December 10, 2016
The U.S. Senate unanimously passed the Preventing Animal Cruelty and Torture (PACT) Act, S. 1831, earning praise from The Humane Society of the United States and Humane Society Legislative Fund. As the first-ever general federal animal cruelty bill, the PACT Act builds on the federal animal crush video law enacted in 2010, which banned the creation, sale and distribution of obscene videos that show animals being crushed, burned, drowned, suffocated, impaled, or subjected to other forms of heinous cruelty. The PACT Act, introduced by Sens. Pat Toomey, R-Pa., and Richard Blumenthal, D-Conn., will prohibit those same extreme acts of animal cruelty when they occur in interstate or foreign commerce, regardless of whether a video is produced, and those convicted of such abuse will face federal felony charges, fines and up to seven years in prison.
Although the House is now out of session, a parallel bill introduced by Reps. Lamar Smith, R-Texas; Ted Deutch, D-Fla.; Tom Marino, R-Pa.; and Earl Blumenauer, D-Ore., has earned bipartisan support with more than 250 cosponsors. This legislation is also endorsed by 200 law enforcement agencies across the country.
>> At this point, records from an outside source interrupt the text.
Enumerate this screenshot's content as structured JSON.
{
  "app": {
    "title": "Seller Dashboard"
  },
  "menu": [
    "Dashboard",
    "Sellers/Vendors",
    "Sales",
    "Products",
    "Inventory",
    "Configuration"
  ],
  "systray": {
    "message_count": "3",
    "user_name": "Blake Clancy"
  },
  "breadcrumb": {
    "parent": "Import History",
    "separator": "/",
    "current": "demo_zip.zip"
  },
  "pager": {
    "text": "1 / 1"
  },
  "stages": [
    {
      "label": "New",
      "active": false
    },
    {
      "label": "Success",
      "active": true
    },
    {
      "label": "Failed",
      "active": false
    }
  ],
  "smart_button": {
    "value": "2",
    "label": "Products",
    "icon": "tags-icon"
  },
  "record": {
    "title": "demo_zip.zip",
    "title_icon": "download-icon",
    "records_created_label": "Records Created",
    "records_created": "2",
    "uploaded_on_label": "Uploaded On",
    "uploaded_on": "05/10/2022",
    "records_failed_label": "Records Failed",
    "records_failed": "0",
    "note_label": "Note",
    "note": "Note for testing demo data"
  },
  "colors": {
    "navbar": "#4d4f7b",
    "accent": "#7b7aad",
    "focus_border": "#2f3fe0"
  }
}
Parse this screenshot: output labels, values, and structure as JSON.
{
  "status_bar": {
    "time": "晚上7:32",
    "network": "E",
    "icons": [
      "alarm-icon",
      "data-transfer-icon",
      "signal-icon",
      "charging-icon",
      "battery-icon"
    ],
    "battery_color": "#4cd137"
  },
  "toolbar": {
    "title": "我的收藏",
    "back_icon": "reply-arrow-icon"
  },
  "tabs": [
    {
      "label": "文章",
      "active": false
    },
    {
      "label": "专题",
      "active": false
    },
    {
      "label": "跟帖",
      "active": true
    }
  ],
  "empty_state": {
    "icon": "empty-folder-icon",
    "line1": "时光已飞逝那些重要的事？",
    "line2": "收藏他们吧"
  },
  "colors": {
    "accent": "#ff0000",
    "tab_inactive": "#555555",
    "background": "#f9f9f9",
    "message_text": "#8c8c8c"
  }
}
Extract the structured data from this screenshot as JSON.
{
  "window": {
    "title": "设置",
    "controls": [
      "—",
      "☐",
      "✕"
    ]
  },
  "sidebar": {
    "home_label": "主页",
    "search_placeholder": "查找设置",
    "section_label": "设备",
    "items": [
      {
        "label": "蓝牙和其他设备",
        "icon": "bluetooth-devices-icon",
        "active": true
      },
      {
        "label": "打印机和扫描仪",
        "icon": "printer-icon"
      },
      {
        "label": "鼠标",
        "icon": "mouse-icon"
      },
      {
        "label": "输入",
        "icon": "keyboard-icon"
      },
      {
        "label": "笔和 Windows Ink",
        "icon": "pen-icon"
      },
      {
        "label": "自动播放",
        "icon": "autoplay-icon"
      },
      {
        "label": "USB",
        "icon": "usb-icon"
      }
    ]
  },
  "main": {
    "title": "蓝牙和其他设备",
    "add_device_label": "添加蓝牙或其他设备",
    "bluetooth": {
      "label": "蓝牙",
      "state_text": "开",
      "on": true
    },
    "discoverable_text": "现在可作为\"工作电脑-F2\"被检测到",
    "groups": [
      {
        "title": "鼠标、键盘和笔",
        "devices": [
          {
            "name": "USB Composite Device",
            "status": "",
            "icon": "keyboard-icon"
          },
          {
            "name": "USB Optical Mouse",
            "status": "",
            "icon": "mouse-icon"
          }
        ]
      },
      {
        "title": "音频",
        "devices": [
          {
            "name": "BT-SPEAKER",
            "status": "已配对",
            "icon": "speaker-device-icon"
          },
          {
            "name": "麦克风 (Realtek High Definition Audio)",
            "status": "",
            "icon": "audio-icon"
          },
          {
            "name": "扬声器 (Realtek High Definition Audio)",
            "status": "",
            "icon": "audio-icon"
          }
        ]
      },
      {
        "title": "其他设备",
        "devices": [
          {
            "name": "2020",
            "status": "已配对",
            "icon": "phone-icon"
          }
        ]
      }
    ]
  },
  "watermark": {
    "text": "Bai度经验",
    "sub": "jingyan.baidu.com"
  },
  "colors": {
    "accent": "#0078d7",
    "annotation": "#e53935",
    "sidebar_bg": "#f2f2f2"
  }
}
Few bills in the Congress have this level of bipartisan support.
Wayne Pacelle, president and CEO of The HSUS, said: “It’s long past time that Congress lets the FBI and U.S. Attorneys deal with particularly malicious and deviant acts of cruelty on federal property or that cross state lines – especially given the well-documented link between animal abuse and other forms of violent behavior. The Senate passage is a strong indicator of enormous bipartisan support, and we urge the Congress to take up this measure early in the new year and fortify the legal framework against cruelty in the United States.”
At a time when our nation is divided, opposition to animal cruelty is one of the ideas that unites us. Our nation should have a zero tolerance policy for malicious cruelty, and the PACT Act complements the work of the states in rooting out malicious mistreatment of animals.